When we did more research on this concept we came to understand that they've become a kind of sustainable housing trend over the past few years. People have done some crazy shit with these shipping containers.








You can do all kinds of things with these containers! You can stack them on top of each other for a two story home, you can stack them side by side and connect them with hallways, or even tear down whole sides and stick two together for a double wide, or replace a wall with glass! The possibilities are mindbogglingly endless!

However, for the time being our plan is relatively simple. We want one container that we can fold back up and ship anywhere in the world. We'll roam around looking for cheap land to rent, and then ship our container, unfold it, and voila! Home sweet home! When we've tired of this lifestyle and want to settle in a bit more, we'll find a nice plot of land someplace and plop our container down and perhaps add a couple more, as well as my window-made art studio/greenhouse.

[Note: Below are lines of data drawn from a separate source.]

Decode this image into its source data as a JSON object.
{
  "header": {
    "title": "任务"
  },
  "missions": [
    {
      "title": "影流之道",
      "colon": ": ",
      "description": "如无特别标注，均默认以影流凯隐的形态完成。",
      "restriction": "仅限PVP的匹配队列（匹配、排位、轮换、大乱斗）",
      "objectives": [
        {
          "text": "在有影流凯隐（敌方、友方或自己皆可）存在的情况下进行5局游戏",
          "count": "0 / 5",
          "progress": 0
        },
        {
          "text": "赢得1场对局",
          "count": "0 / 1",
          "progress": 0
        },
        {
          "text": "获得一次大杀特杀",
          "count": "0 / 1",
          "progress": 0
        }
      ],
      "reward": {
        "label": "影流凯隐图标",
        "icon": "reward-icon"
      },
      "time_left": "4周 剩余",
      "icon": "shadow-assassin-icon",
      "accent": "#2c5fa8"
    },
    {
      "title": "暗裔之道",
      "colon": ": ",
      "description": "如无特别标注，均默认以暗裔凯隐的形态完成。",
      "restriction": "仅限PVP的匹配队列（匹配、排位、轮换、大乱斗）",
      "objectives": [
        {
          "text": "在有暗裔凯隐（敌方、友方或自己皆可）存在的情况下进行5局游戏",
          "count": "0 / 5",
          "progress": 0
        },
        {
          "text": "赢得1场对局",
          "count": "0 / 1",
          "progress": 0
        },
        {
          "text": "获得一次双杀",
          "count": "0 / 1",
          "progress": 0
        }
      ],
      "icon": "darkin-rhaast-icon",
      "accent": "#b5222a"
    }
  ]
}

But even the first part of this plan is far off in the distance, and we're just young enough that we wholeheartedly (or foolhardily, you decide) believe that we can make this dream come true for ourselves. Part of the reason we're doing the farming in foreign countries thing is to learn how to grow our own food so that someday we can live primarily off our own land and maybe trade our produce or flowers for chocolate and wine.

Tuesday, March 2, 2010

Magic City

We spent a week in Miami, my home town.

Miami, is apparently referred to as The Magic City on occasion. Which is odd because in my 18 years of growing up there I had never heard that. Quinn picked up on this, and continued to say things like, "ahh Magic City", or "It's good to be in the Magic City", all week solely because it bugged me (which is ridiculous anyway, so who could blame him). Despite this minor annoyance, we had a pretty nice time. Consult the evidence below for confirmation on this point.


Sunrise on a plane.

How handsome is this guy?

Having grown up very close to the beach, I have to say that sandy feet are my favorite kind of feet to have.

A friend of mine from high school, Alice Motes, (the kind of friend that was at my 16th birthday party and whom I just hung out with three days ago all the way out here in L.A.) grew up on an orchid farm.
Motes Orchids is one of the leaders in Vanda growing and hybridization. They even won some sort of world cup of orchids, or something like that.
The farm is utterly mind blowing (and the Motes' have epic 4th of July parties that I very much miss attending).
You should check out Mary Motes' blog over at Not Just Orchids. She means it, her blog is not just about orchids and it's one of the most interesting blogs out there (and it doesn't even have photos! *Gasp*)

The Motes' also have quite a jungle of a yard aside from the orchids.


This is Melissa and Quinn at Robert Is Here, a fruit stand right outside of the Everglades. Melissa is my wife and would-be life partner if it weren't for the fact that the thought of each other's vaginas makes us both cringe. But I just might love this woman more than any other person on the planet.

This is the Robert Is Here emu.

We rolled through the Everglades......with the sun on our faces......and the wind in our hair.

The tiniest airplant.






P.S. Does anyone know how I could make these photos appear bigger?